In general, the goals that companies follow from pricing in domestic and international markets are divided into five groups:
1. Continuing Life:This is a target for companies that face extreme capacity, with extreme competition and constant consumer change. If the price can cover variable costs and some fixed costs, the company can continue to maintain its business life.
2. To maximize current profits: A company In order to maximize its current profits, it must estimate the demand and costs associated with different prices, and then select the price that will give the most current profits, cash flow, or return on equity for the company. Of course, in the event of excessive emphasis on current profits and lack of consideration of the effects of other marketing mix variables, potential competitors' responses and legal constraints, in the long run, the company's performance will be compromised.
3. Market skimming: Some companies prefer to set prices at a high level and thereby “kill the market”. Under the following conditions, companies can achieve these goals: Having a large number of buyers and high demand in the market , and Determining the starting price at a high level does not attract the attention of rival companies to the market.

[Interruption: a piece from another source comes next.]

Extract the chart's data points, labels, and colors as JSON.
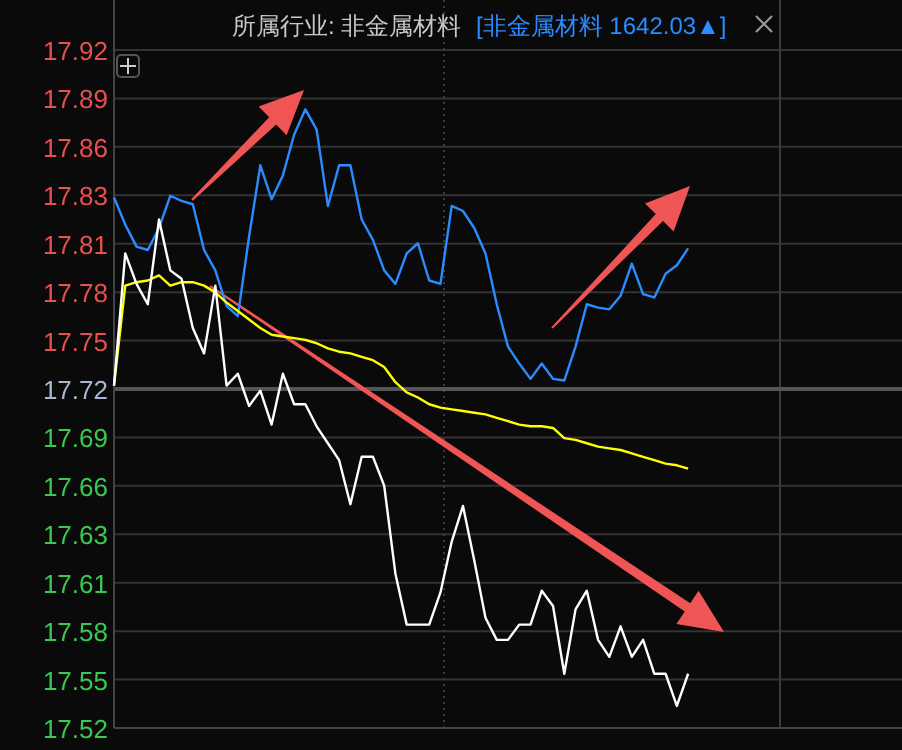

High-priced pricing creates an impression on buyers that the company and its products are at a higher level (quality) than competitors.
4. To maximize the market share:Some companies target this because they believe that achieving higher volumes of sales will lead to a reduction in the cost of each unit and, therefore, more profitable in the long run. In other words, such companies set their prices at the lowest level for market penetration. This strategy can be appropriate in the following circumstances:
1. The market is over-sensitive to price sensitivity, resulting in low prices will lead to market growth.
2. With added experience, the cost of production and distribution will be reduced.
3. Low prices will scratch out rivals.
5. Quality Leading:Companies that aim to deliver high-quality products that want to be market-leading in this regard, offer higher-end products at higher prices. They offer high-quality products, and these products have special features that can bring more benefits and values to buyers. Such companies can set prices at a higher level.
Nevertheless, for reaching these goals, companies face different problems:
Pricing problems in international markets
1. Multinational pricing problems: Companies face difficulties with regard to establishing the necessary coordination between pricing and other activities as well as price controls to help them achieve their effective financial positioning.
- How can the company maintain the same price-based positioning in different markets?
- How can a company be able to import and export its products through an intermediary and integrates prices in different markets?
2. Problems of foreign exchange control and exchange rate fluctuations:
Problems in foreign exchange due to the need to buy and sell products in different currencies.
- Is it better for the company to determine the price of its products on what international markets exchanges?
- Is it better for the company to cope with fluctuations in exchange rates?
- How can the company minimize exchange rate risks in long-term?
3. Problems in receiving cash in high-risk markets: Receiving cash payments quickly through a suitable currency from less developed countries can lead to cost and trouble.
- Is it better for the company to start selling to countries that suffer from a lack of strong currency or high inflation?
- How can a company receive long-term cash payments in advance?
4. Administrative problems related to the transfer of goods to the borders of other countries:Due to the physical transfer of goods within the borders of countries, the problems of paperwork and delays in delivery of goods increases.
- At what stage is an exporter better transfer the control and responsibility of the goods to others?
- What is the stage in the export order process, in order to minimize delays in delivery of orders?
There are other factors that companies should consider in international pricing:
- Organizational factors: These factors include the cost of completion, packing costs, shipping costs, customs fees, taxes, operating costs, distribution channels, and other costs.
- Market: The income level of individuals and the competition situation are two main factors that differ in different markets.
- Environment: factors such as inflation, exchange rates, and regulatory control of governments in different markets affect pricing.